W.C. No. 4-635-427.Industrial Claim Appeals Office.
March 9, 2006.
FINAL ORDER
The claimant seeks review of an order of Administrative Law Judge (ALJ) Henk dated December 1, 2005. The ALJ determined the claimant failed to establish by a preponderance of the evidence that he suffered a work related injury. We affirm.
Three hearings were held before two different ALJs. The ALJ presiding over the last two hearings issued the Findings of Fact, Conclusions of Law, and Order from which the claimant seeks review. Transcripts of each hearing were prepared and are included in the record before us; however, ALJ Henk vacated the hearing before the prior ALJ pursuant to the request of the parties and started the hearing anew. The claimant testified about prior statements during the previous hearing. The claimant has a limited ability to converse in English and an interpreter translated the claimant’s testimony from Turkish to English.
The claimant’s job duties included loading products onto pallets. He testified that on December 8, 2004, he felt pain in his back while lifting packages and loading them onto a pallet. The parties’ testimony differed sharply on when and how the claimant advised the employer of his alleged back injury. The ALJ found the claimant’s testimony to be inconsistent and not credible. Specifically, the ALJ found that the claimant’s testimony concerning his alleged injury and the reporting of it to his supervisor was not credible. She also found several inconsistencies in the claimant’s testimony regarding when he met with his supervisor concerning the alleged injury and how his alleged back pain developed. The ALJ further found the claimant referred to his back in describing his condition to a medical provider, yet failed to refer to his back during his previous discussion with his supervisor. The ALJ found the testimony of the claimant’s supervisors, on the other hand, to be credible.

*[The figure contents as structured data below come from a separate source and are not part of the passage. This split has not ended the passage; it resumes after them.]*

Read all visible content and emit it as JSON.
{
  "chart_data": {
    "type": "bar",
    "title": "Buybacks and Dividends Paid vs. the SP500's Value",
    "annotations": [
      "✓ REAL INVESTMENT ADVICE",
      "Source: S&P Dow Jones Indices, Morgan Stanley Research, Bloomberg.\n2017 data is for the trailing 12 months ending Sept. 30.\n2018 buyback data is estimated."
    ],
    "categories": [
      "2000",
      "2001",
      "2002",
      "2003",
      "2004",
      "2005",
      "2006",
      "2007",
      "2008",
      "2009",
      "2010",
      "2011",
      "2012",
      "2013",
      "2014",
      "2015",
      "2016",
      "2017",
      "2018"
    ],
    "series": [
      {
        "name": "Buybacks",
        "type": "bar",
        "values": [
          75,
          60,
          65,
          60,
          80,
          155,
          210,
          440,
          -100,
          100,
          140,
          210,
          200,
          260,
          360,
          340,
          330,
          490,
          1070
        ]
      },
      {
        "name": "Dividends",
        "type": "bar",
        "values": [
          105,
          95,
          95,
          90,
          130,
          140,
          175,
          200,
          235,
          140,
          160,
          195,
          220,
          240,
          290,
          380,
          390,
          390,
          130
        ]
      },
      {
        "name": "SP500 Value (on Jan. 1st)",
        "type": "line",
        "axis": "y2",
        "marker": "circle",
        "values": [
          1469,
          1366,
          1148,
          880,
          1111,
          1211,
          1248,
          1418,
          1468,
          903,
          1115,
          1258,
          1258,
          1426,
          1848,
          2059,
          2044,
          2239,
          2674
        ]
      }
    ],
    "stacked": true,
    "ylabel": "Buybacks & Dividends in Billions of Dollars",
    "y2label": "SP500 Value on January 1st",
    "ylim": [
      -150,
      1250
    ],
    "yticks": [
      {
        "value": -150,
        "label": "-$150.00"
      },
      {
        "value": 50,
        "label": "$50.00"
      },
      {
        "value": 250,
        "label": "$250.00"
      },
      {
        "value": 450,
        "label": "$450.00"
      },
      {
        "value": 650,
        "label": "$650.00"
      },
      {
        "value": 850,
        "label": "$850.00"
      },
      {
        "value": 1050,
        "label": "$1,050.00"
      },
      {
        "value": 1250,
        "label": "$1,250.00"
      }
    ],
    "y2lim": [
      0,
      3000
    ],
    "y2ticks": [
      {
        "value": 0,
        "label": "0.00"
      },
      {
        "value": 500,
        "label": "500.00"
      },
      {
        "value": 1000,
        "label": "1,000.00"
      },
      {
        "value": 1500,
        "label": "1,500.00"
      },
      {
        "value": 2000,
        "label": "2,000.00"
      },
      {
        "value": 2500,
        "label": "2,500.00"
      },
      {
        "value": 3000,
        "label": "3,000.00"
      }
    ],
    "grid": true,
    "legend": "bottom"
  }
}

We may alter the ALJ’s order only if the findings of fact are insufficient to permit appellate review, conflicts in the evidence are not resolved in the record, the findings of fact are not supported by the evidence, the findings of fact do not support the order, or the denial of benefits is not supported by applicable law. § 8-43-301(8), C.R.S. (2005).
To prove a compensable injury the claimant is required to prove that the injuries arose out of and in the course of the employment. § 8-41-301(1)(c), C.R.S. (2005); Madden v. Mountain West Fabricators, 977 P.2d 861 (Colo. 1999). The question of whether the claimant proved that his injuries arose out of and in the course of the employment is one of fact for determination by the ALJ. Wal-Mart Stores, Inc. v. Industrial Claim Appeals Office, 989 P.2d 251 (Colo.App. 1999). Consequently, we must uphold the ALJ’s determination if supported by substantial evidence and plausible inferences drawn from the record. §8-43-301(8). University Park Care Center v. Industrial Claim Appeals Office, 43 P.3d 637 (Colo.App. 2001). Substantial evidence is probative evidence which would warrant a reasonable belief in the existence of facts supporting a particular finding, without regard to the existence of contradictory or contrary inferences. F.R. Orr Construction v. Rinta, 717 P.2d 965
(Colo.App. 1985).
Under this standard, we must view the evidence in the light most favorable to the prevailing party, and accept the ALJ’s resolution of conflicts in the evidence. Metro Moving Storage Co. v. Gussert, 914 P.2d 411 (Colo.App. 1995). We must also defer to the ALJ’s credibility determinations and her assessment of the sufficiency and probative weight of the evidence. Arenas v. Industrial Claim Appeals Office, 8 P.3d. 558 (Colo.App. 2000); Rockwell International v. Turnbull, 802 P.2d 1182
(Colo.App. 1990).
We have reviewed the record and the ALJ’s findings of fact. The ALJ’s findings are sufficient to permit appellate review, and the findings indicate that the ALJ resolved conflicts in the evidence based upon her credibility determinations. See Riddle v. Ampex Corp., 839 P.2d 489 (Colo.App. 1992). Further, the ALJ’s findings are supported by substantial evidence in the record and the findings support the conclusion the claimant failed to prove he suffered an injury that arose out of and in the course of the employment relationship. See Alpine Roofing Co. v. Dalton, supra. Therefore, the ALJ did not err in denying the claim.
IT IS THEREFORE ORDERED that the ALJ’s order dated December 1, 2005, is affirmed.
INDUSTRIAL CLAIM APPEALS PANEL
______________________________ John D. Baird
______________________________ Thomas Schrant
Suleyman Govercin, Aurora, CO, James Rogers, Coca-Cola Enterprises, Inc., Denver, CO.
ACE American Insurance Company, c/o Reese Gardiner, Sedgwick CMS, Dallas, TX, Lawrence D. Blackman, Esq., Denver, CO, (For Respondents).